Nana tak yakin Diana adalah kembarannya. Rasanya mereka sungguh berbeda…
"Papa! Mama! Diana…! Kalian pulang!?" jerit Nana kegirangan sekali menghambur memeluk mereka senua. "Aku senang sekali kalian pulang!'
Papa dan Mama saling berpandangan.
"Anak manis…kami sudah pulang, dan sejak ini akan tinggal di Indonesia. Penyakit Diana sudah hampir sembuh, ia sudah mengalami operasi pencangkokan jantung yang berhasil dan kesehatannya membaik. Kita akan mulai tinggal bersama lagi…" ujar Papa dengan lembut. "Papa akan bekerja di rumah sakit di pusat kota dan tetap mengikuti riset jantung di Jakarta. Kita akan membeli sebuah rumah yang indah untuk kita diami bersama."
Diana tersenyum lemah.
"Aku sayang kamu, Nana…dari dulu aku bermimpi hendak melihatmu."
"Aku juga…aku juga begitu…"
Malam itu rasanya surga telah terbuka bagi Nana dan ia merasa sangat bahagia.
"Tunggu sampai Koji mendengar ini… Dia pasti nggak akan percaya mendengar Kalian benar-benar sudah pulang…" ujar Nana.
Papa memandanginya dengan keheranan. "Kenapa tidak percaya?"
"Dia tidak percaya, habisnya sudah lebih dari 15 tahun, sih… Pokoknya besok akan kuberitahu…!"

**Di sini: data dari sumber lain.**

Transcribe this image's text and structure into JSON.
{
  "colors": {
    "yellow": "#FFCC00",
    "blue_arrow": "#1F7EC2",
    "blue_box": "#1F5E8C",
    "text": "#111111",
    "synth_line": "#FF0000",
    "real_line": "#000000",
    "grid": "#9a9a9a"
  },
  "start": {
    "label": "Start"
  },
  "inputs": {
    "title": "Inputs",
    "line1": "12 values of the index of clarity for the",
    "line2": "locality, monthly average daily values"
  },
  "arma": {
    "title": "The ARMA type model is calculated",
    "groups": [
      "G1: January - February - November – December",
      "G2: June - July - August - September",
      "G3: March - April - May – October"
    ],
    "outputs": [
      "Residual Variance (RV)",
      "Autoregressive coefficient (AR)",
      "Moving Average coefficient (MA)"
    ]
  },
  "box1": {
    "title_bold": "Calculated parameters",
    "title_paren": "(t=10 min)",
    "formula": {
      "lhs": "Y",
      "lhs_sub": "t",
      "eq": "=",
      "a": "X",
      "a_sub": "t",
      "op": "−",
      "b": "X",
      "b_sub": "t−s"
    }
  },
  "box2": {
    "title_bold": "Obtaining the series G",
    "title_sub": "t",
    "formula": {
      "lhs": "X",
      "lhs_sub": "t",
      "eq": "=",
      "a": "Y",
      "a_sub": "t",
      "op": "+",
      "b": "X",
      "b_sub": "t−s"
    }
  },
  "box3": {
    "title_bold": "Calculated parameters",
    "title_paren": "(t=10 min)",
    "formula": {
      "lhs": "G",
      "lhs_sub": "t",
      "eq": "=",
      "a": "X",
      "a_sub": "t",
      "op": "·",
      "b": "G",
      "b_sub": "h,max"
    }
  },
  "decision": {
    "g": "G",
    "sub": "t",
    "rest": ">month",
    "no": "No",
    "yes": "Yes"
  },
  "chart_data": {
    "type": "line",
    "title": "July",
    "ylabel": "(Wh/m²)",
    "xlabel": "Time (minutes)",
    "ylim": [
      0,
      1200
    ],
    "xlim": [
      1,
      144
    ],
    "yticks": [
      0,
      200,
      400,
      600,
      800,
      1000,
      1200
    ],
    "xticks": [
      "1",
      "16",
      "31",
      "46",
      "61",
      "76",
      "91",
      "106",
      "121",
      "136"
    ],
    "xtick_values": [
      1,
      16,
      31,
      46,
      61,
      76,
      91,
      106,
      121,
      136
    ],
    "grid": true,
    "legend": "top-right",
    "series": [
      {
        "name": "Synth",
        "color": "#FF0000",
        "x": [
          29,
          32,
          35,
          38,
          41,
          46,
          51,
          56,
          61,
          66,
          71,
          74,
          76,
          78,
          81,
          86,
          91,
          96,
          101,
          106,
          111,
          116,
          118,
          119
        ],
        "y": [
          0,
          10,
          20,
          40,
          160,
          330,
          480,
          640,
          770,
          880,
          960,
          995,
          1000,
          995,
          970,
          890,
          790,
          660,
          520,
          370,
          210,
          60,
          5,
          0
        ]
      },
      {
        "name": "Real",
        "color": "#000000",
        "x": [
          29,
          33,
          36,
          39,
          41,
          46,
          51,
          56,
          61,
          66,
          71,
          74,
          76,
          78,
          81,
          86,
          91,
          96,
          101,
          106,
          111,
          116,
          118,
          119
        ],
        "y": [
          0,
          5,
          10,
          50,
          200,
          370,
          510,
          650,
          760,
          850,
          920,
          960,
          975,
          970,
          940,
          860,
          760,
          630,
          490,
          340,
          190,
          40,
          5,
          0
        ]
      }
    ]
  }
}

"Astaga…sudah selama itukah?" tanya Papa. Ia menatap Nana lekat-lekat. "…Lima belas tahun… lebih."
Mama dan Papa berencana memasukkan Diana ke SMA Nusantara. Mereka pun hendak membeli sebuah rumah besar di daerah yang ternyata sama dengan rumah Kurosawa.
Nana menyimpan rahasia itu pada Kojiro dan berniat memberi kejutan padanya. Tak sabar ia menanti hari-hari saat mereka pindah ke rumah baru dan Diana masuk ke SMA Nusantara.